Staircase

Centre for British Photography, London

Galleries and museums, because of their preference for white walls and a kind of deluxe starkness, often provide geometric black and white still life opportunities. I’ve often photographed corners, nooks, and chairs in such places.

Kitchen, Night

Farnham, UK

I was struck by the shadows and light on the cabinet doors of the kitchen, so I got the tripod and took a few shots at different distances. This one is a 26-second exposure so I’m guessing the motion blur is coming from the actual shutter press (no mirror flapping on my Fuji).

Al Zoe Leonard: Al río

The day after we went to Paris Photo we went to the Musée d’Art Moderne de Paris and got tickets to the Zoe Leonard exhibit, Al río / To the River, recommended by classmates who had seen it the day before. It’s an immense show that goes on and on for rooms and rooms, vast expanses of white space, perhaps conveyed by the images above. We arrived late morning and were, initially, the only ones there, other than the guards. I was almost more impressed at the opportunity to wander through the vast, empty white space of the museum (reminiscent of my trips to NY’s Metropolitan as a kid, when it was often so empty you could go bowling without disturbing anyone) than I was by the photographs.

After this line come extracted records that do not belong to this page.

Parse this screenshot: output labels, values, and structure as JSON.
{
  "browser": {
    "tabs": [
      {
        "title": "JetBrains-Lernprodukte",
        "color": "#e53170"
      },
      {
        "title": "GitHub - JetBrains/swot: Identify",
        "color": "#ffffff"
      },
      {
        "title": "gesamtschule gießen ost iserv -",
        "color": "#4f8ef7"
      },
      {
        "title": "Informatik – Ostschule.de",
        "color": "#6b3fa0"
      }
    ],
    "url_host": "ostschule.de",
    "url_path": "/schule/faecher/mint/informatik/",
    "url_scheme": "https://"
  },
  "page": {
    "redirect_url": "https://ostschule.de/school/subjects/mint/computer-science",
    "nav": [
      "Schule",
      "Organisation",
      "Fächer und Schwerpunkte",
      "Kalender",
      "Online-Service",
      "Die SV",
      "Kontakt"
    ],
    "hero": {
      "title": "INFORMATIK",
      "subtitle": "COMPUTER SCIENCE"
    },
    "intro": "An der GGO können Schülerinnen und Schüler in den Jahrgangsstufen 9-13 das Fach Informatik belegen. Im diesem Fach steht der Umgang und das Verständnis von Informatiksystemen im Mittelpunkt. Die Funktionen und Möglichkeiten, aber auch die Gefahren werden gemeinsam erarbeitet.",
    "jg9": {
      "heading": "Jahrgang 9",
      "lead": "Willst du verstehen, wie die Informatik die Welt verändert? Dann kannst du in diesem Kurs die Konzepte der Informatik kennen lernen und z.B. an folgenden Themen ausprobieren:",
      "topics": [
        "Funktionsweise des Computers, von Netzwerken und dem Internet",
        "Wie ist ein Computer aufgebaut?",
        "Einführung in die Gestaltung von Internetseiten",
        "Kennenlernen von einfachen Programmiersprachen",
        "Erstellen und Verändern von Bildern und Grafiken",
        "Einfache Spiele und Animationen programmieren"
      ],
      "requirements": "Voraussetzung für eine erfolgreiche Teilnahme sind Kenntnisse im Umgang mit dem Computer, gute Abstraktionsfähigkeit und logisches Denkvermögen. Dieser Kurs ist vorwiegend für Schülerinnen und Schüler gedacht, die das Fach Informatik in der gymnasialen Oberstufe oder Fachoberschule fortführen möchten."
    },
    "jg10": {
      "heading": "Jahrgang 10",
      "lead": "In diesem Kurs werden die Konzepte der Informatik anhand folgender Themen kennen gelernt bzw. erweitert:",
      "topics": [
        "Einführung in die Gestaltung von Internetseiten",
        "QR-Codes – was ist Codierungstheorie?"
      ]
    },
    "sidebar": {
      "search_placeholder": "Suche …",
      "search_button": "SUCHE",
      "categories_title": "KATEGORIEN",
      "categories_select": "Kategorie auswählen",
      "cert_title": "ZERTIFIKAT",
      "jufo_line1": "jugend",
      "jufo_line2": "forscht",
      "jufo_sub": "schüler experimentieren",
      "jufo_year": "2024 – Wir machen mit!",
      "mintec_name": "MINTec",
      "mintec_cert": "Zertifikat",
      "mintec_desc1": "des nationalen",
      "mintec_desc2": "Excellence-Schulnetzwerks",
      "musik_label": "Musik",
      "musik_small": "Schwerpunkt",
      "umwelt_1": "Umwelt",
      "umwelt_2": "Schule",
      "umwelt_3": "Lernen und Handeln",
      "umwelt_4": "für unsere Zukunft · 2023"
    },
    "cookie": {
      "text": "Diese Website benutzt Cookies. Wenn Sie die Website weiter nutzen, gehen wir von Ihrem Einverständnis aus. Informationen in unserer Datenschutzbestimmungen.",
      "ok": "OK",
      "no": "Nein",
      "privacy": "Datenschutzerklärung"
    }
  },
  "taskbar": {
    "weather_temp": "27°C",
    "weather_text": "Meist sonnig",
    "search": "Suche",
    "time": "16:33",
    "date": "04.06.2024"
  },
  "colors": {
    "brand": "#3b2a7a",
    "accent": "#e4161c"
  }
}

The images look at the US/Mexico border area, as loosely defined by the Rio Grande/Bravo. On each wall is a series of pictures, looking at a particular scene, over the course of time (seconds, or minutes, I would guess). Some of these are very affecting; cumulatively, they certainly are. But I was unable to guess at the reason for some of them. One entire room was dedicated to pictures of the swirling water taken, perhaps, over the side of a bridge. While they are far from identical, they are all the same. Another follows a man on horse from a distance, behind, as he travels a short way. The final room is a series of color pictures of a laptop showing security footage of people crossing a barbed-wire-surrounded bridge. No indication of whether this is a public website, or if she’d been granted access to a security control room. Beyond the brochure materials about the exhibit (shown at the link above) there are no placards, captions or other text to explain what you’re looking at or why – which is, in itself, a kind of statement, I suppose. I confess, I didn’t quite know what to make of it. Of course, the same might be said of my series of images of the exhibit.

As always, click any image to see them all full-size.

Kerry Bog Village

Kerry, Ireland

I’m not sure how historical this bog village really was. Each hut in the collection was stuffed to the rafters with old, decrepit stuff but I’m not fully persuaded they were all of the era they purported to be. A lot of it just looked to be old junk, but not necessarily of the claimed 18th-19th century.

Collections

One day in February 2004, out of sheer boredom, I went around the apartment with the Dimage A-1, still shooting jpegs and photographed collections of things. Occasionally, I suffer a brief twinge of nostalgia for collections of stuff, in serried ranks on the wall, but mostly I’m glad they’ve all been digitized and streamed. Only the books remain, and perhaps the CDs are moldering somewhere in a box.

The Lovely Margaret

Brooklyn, New York

The Brooklyn furniture store, back in January 2004, and mentioned in my last post, was big on screens and nets and meshes of all types. I photographed the whole family through some screen or other, directly as jpegs on the Dimage A-1.